Do you assume employees will not want to participate in your safety process because it's inconvenient or time-consuming? Consider this alternative: Your employees really want to participate, to play a role in keeping coworkers safe.

I think it's time to challenge old assumptions about safety participation. It's not a thankless job requiring self-sacrifice or a special degree of altruism. Instead, let's assume that helping others reaps personal gains for everyone involved. This behavior is not sacrificial, nor even unselfish. It rewards a basic human need to make a difference - to serve others. In other words, serving others is self-rewarding, not self-sacrificing, because it meets three basic needs.

1) Competence

Several researchers of human motivation have proposed that people naturally enjoy being able to solve problems and successfully complete worthwhile tasks. The label for this fundamental human motive is "competence."

Motivational psychologists assume that the desire for competence is self-initiating and self-rewarding. Behavior that increases feelings of effectiveness is self-directed and does not need extrinsic reinforcement to keep it going.

2) Self-efficacy

This past May, myISHNarticle introduced self-efficacy, and my followingISHNarticle (June 2001) focused on the use of this concept in designing effective fear appeals. Having self-efficacy means the participant believes he or she can organize and perform the procedures needed to achieve a desired goal.
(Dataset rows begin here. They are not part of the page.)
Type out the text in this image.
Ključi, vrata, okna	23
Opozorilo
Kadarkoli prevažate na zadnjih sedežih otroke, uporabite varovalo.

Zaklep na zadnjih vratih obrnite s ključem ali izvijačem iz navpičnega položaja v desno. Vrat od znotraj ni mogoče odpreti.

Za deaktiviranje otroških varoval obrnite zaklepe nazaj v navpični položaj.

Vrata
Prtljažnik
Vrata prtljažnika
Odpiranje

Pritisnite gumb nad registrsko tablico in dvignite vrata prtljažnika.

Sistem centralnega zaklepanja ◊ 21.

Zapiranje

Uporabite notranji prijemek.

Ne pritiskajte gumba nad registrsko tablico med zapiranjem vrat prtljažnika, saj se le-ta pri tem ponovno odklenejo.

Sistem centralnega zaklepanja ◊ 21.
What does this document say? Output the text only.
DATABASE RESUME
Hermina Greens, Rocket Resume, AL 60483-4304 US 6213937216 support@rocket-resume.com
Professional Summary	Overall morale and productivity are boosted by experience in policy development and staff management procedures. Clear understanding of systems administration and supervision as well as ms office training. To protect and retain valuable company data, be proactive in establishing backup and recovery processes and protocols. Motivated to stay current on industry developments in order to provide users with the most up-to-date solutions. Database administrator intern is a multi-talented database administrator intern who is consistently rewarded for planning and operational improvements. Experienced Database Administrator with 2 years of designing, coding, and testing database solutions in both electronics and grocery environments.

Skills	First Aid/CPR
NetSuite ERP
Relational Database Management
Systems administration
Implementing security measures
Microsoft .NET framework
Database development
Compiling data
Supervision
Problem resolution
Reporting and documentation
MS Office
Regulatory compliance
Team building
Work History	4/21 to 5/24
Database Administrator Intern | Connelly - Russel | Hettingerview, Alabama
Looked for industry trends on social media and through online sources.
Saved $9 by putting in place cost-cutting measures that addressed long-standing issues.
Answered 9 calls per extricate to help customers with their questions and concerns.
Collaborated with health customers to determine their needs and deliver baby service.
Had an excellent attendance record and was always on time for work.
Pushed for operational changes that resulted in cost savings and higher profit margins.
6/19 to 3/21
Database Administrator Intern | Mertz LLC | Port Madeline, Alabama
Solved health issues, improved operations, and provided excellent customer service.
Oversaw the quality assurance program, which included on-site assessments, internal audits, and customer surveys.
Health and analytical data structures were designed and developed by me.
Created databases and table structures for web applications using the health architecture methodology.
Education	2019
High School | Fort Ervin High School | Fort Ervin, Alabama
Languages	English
When people learn specific procedural steps for carrying out a particular safety process, they gain self-efficacy. They feel competent.

3) Response-efficacy

But it's not enough to feel competent at a task - we need to believe our participation contributes to making a beneficial difference. Thus, effective training not only teaches step-by-step procedures, it includes a rationale for why the process is useful.

In safety, we must convince participants that applying the lessons learned will help people remain injury-free.

Power of feedback

So how do we know we are competent at something? How do we know our competence makes a valuable difference?

You know the answer - feedback.

Feedback about our ongoing behavior tells us how we are doing and enables us to do better. Sometimes this feedback comes naturally, such as when we see our behavior produce a desired result. But often behavioral feedback requires careful and systematic observation by another individual, a trainer or coach, who later communicates his or her findings to the performer. In each case, feedback enables us to develop self-efficacy and fulfill our need for competence.

A new perspective

Instead of calling on guilt or sacrifice to get people involved in procedures to eliminate hazards or decrease at-risk behavior, let's assume that people are naturally motivated to make beneficial differences. People hate feeling incompetent or helpless. They want to learn, to discover, to become more proficient at worthwhile tasks. People want opportunities to ask questions, to study pertinent material, to work with people who know more than they do, and to receive feedback that can increase their competence.

Safety participation puts people in control of environmental and human factors that can cause serious injury or death. It avoids one of the most aversive human states - the feeling of incompetence or helplessness. Participation in an effective safety process provides opportunities to satisfy a basic human need - the need for competence. And effective and frequent delivery of behavior-based feedback provides a mechanism for improving the quality of safety participation, as well as cultivating feelings of competence throughout a work culture.